The breeze on the Commons is stiff, but Emma doesn’t care. It’s clean air. No stale cigarette smoke in the bullpen, no stuffy interview rooms, no other people nearby – if she ignores Napier sitting in the Diplomat with the door open, drinking a Tab.
There’s a scattering of college students walking around on the grass, who at least don’t make her feel like the youngest person in the vicinity. She herself is a college student; she should be at Ohio State right now. She turns her face up to the sky and inhales, keeps breathing deeply until she realizes that this attempt to release tension is only going to make her cry. Then she blots her eyes on the sleeve of her Henley, pulls her jacket more firmly around herself, sets the report and the Kittiko file on her knee.

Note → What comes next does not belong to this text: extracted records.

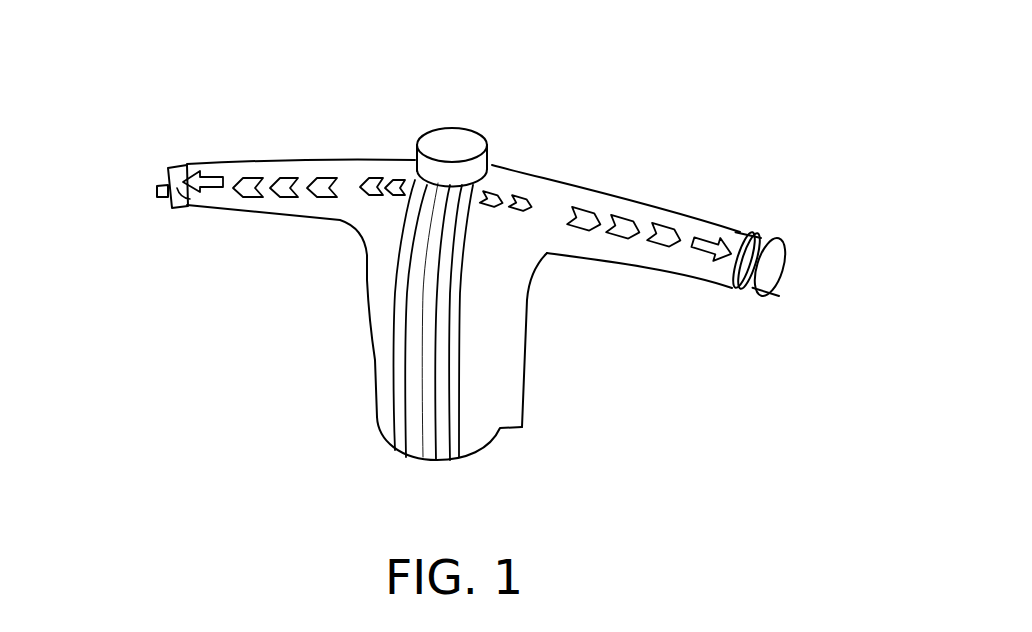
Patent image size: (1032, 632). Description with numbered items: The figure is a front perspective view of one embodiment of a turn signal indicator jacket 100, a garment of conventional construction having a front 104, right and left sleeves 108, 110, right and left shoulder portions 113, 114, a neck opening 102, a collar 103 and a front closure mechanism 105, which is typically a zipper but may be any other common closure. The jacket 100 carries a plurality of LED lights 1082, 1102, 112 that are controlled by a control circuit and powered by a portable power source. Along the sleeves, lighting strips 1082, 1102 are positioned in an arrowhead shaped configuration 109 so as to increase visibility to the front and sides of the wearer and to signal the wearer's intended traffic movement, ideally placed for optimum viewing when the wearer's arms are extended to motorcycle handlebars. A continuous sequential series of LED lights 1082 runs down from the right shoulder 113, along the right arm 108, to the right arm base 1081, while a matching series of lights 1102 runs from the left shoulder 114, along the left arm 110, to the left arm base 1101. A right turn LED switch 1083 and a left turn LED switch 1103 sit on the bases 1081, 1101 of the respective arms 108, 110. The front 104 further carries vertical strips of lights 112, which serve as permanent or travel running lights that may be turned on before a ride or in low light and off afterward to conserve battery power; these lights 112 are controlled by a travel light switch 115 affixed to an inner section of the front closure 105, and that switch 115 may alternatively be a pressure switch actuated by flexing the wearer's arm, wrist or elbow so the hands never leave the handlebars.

The turn signal indicator jacket 100 is at (186, 104).
The neck opening 102 is at (451, 144).
The collar 103 is at (476, 150).
The front 104 is at (387, 297).
The front closure mechanism 105 is at (421, 443).
The right arm or sleeve 108 is at (273, 198).
The right arm base 1081 is at (186, 201).
The LED lights / lighting strips 1082 is at (168, 172).
The right turn LED button or switch 1083 is at (157, 193).
The arrowhead shaped configuration 109 is at (291, 156).
The left arm or sleeve 110 is at (740, 231).
The left arm base 1101 is at (755, 257).
The LED lights / lighting strips 1102 is at (722, 255).
The left turn LED button or switch 1103 is at (763, 280).
The vertical strips of lights 112 is at (443, 357).
The right shoulder portion 113 is at (382, 149).
The left shoulder portion 114 is at (537, 174).
The travel light switch 115 is at (450, 468).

She reads for about an hour. Linda Kittiko is a second-year student at Carnegie Mellon, with excellent grades in music theory. She plays the oboe with a band on campus. She is one of three children; her parents are flying into Pittsburgh from Youngstown, and the Ohio connection is probably significant. She is white, and slim, and dark-haired, and pretty, and it’s driving Emma crazy that this girl, this poor fucking girl, is screaming somewhere in the city because of a superficial resemblance and police incompetence and some really shitty luck.
Feeling sick, she puts the file aside, picks up the Paradise report.
After a while, the warmth of the sun overpowers the breeze; Emma lets the light fall on the nape of her neck. When she’s done, she sits for a minute to let it all sink in. Her mind spins through the information, and through her garbled memories of what happened at Paradise.